DHS blocks justice for whistleblower, wastes tax dollars

money-on-fire-2Robert MacLean had been waiting seven years for resolution of his whistleblower complaint against the federal Transportation Security Administration (TSA). Justice finally seemed near when the U.S. Court of Appeals for the Federal Circuit ruled in his favor on April 26. But, now, the Department of Homeland Security (TSA’s parent agency) is trying to drag out the case for additional months and  possibly years at a cost to taxpayers that is hard to justify. 

MacLean’s troubles began after he disclosed a change to TSA policy that would have left passenger flights vulnerable to terrorists. As a result of his disclosure, Congress ensured that the change would not be implemented. MacLean, who may have prevented a repeat of the 9/11 attacks, should have been commended for his good judgement and courage. But, the mandarins at TSA seem to prefer unquestioning obedience to strengthening national security. They retroactively designated the information MacLean disclosed as Sensitive Security Information (SSI), then fired him for disclosing SSI.

In a case so clearly offensive to fairness, it should have been possible to restore MacLean to his job within weeks.  But, the “justice” process for federal employees doesn’t work that way; it barely works at all.  The odds of a federal employee prevailing in any of the special courts assigned to hear their complaints are said to be less than three percent, and whistleblower cases may drag on for years and years.  Retaliating officials are defended by government attorneys who pass on the expense to taxpayers. In contrast, whistleblowers have to find their own attorneys and pay fees of $200-400 an hour. For most, it becomes a question of “How much justice can I afford?”

There’s a financial breaking point for nearly every whistleblower, and the government does its best to achieve it through endless delays. Even when there is no credible excuse, the government delays. What it lacks in legal brilliance it makes up for with old-fashioned stonewalling. For vindictive government officials it’s all good because even when the government loses a case, the public pays the cost of that, too. Retaliating officials and their co-conspirators are rarely punished and many receive bonuses and promotions–also at taxpayer expense. Perversely, the only costs associated with whistleblower cases that the public are not forced to cover are the costs of protecting whistleblowers from illegal government retaliation. In essence, taxpayers are paying for the bullets used to shoot down brave individuals trying to protect the rest of us from harm.

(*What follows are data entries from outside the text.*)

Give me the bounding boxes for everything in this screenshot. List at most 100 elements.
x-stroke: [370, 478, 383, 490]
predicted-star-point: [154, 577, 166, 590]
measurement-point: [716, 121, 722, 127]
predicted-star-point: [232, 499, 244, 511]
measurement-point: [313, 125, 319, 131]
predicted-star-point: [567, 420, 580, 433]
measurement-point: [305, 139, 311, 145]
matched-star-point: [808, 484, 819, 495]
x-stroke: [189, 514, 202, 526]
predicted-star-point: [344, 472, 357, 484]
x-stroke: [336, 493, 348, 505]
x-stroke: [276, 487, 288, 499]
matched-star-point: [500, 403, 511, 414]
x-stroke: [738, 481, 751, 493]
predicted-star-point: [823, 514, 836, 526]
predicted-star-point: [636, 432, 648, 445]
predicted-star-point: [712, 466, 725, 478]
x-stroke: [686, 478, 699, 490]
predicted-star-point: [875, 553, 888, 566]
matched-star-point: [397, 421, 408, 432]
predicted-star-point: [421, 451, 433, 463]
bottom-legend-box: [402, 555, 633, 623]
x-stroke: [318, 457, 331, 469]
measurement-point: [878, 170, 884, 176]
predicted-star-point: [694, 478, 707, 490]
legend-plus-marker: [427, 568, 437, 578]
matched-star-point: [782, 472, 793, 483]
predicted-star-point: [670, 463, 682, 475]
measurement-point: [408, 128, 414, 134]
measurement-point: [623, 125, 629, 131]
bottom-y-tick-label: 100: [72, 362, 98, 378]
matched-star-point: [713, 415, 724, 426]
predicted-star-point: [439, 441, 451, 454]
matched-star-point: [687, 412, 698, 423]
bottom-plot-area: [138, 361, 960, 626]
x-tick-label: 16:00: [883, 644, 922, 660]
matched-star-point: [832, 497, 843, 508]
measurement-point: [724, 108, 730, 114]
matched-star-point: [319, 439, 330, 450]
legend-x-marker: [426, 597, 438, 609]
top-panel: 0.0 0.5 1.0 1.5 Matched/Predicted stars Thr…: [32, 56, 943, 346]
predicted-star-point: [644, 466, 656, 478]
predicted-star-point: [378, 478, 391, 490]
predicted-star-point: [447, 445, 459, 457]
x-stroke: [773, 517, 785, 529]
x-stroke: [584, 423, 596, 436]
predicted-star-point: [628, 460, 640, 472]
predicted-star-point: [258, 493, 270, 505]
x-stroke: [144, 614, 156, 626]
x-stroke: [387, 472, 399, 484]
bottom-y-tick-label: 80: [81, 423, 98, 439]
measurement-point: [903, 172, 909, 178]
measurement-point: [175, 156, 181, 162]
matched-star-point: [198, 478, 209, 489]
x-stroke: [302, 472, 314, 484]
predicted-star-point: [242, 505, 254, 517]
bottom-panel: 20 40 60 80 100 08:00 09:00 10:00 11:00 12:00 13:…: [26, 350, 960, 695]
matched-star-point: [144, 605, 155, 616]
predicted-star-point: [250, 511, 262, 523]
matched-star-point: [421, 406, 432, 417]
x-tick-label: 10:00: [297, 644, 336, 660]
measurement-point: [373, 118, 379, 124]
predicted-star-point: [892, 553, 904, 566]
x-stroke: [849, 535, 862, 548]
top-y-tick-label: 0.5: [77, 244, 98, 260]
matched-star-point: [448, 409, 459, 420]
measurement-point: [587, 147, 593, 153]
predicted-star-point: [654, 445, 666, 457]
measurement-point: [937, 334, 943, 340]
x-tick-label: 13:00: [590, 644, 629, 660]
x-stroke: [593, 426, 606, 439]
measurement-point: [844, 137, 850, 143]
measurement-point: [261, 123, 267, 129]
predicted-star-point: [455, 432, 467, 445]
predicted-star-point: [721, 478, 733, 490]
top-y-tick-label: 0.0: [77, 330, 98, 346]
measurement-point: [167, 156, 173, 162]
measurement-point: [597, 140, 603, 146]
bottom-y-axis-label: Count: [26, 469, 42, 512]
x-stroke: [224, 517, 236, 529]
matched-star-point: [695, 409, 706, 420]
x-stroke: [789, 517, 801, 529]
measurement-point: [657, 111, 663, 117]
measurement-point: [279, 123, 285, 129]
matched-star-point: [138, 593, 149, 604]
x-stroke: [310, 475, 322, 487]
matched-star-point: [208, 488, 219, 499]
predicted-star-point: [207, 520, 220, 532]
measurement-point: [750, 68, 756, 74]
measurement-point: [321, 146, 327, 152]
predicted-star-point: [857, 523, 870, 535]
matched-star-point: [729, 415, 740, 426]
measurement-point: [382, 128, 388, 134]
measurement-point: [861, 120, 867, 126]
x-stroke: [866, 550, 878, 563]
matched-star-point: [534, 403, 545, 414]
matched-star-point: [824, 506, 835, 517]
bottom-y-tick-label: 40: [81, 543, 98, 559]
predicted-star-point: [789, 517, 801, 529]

Increasingly, it seems, the Executive Branch is using whistleblowers as pawns in alarming power grabs.  In Maclean, for example, the government argued that it had the right to deny a whistleblower the protections of the Whistleblower Protection Act (WPA) because, in other legislation, Congress had authorized DHS to issue regulations for the protection of Sensitive Security Information.

The Merit Systems Protection Board or MSPB (itself part of the Executive Branch) agreed with the DHS’ expansive view of executive powers.  But, the U.S. Court of Appeals for the Federal Circuit reversed the MSPB’s decision, noting that Congress had clearly indicated that it did not want DHS to have such broad authority.  Indeed, three members of Congress submitted friend-of-the-court briefs in support of Mr. MacLean.

The appeals court ruled that “Mr. MacLean’s disclosure is not “specifically prohibited by law” within the meaning of the WPA.” In other words, Congress, not the Executive Branch, is empowered to decide the extent of whistleblower protections. The court thus reaffirmed the separation of powers doctrine that is central to the U.S. Constitution, our chief protection against tyrannical government.

Nevertheless, the DHS seems determined to find some loophole in that ruling to exploit–regardless of the cost to taxpayers and while the rest of government struggles with major budget cuts. On May 3, the DHS filed a request with the court for an extension of time of “60 days, up to and including August 9, 2013” to file a petition for rehearing or rehearing en banc.”

“This case involves a sensitive issue of law that requires careful review and deliberation by the Department of Homeland Security, the Department of Transportation, and other interested agencies. Additional time is needed to continue these discussions. In addition, we must secure the Solicitor General’s permission before filing any such petition. We anticipate that an additional 60 days will provide the Solicitor General sufficient time to determine whether the United States will file any further request for review and for the undersigned counsel to adequately prepare and obtain the necessary supervisory approval prior to filing the petition.”

The request by DHS delays justice for Robert MacLean, at a minimum, an additional 60 days (on top of the 45 days automatically granted).  If the DHS succeeds in getting another layer of review, the delay could extend another year or longer. Taxpayers and Mr. MacLean will pay the costs of these delays, and for what? An end run around Congress? To punish a conscientious civil servant?

In cases like MacLean’s, the rights of all Americans as well as those of the whistleblower are at stake. For our own protection, we the taxpayers need to make our voices heard. We should begin by petitioning the administration not to appeal the Federal Circuit’s decision in the MacLean case.  Secondly, we should press Congress for legislation that levels the playing field for whistleblowers–financially as well as legally–in recognition that the whistleblower’s interests are intertwined with those of the nation.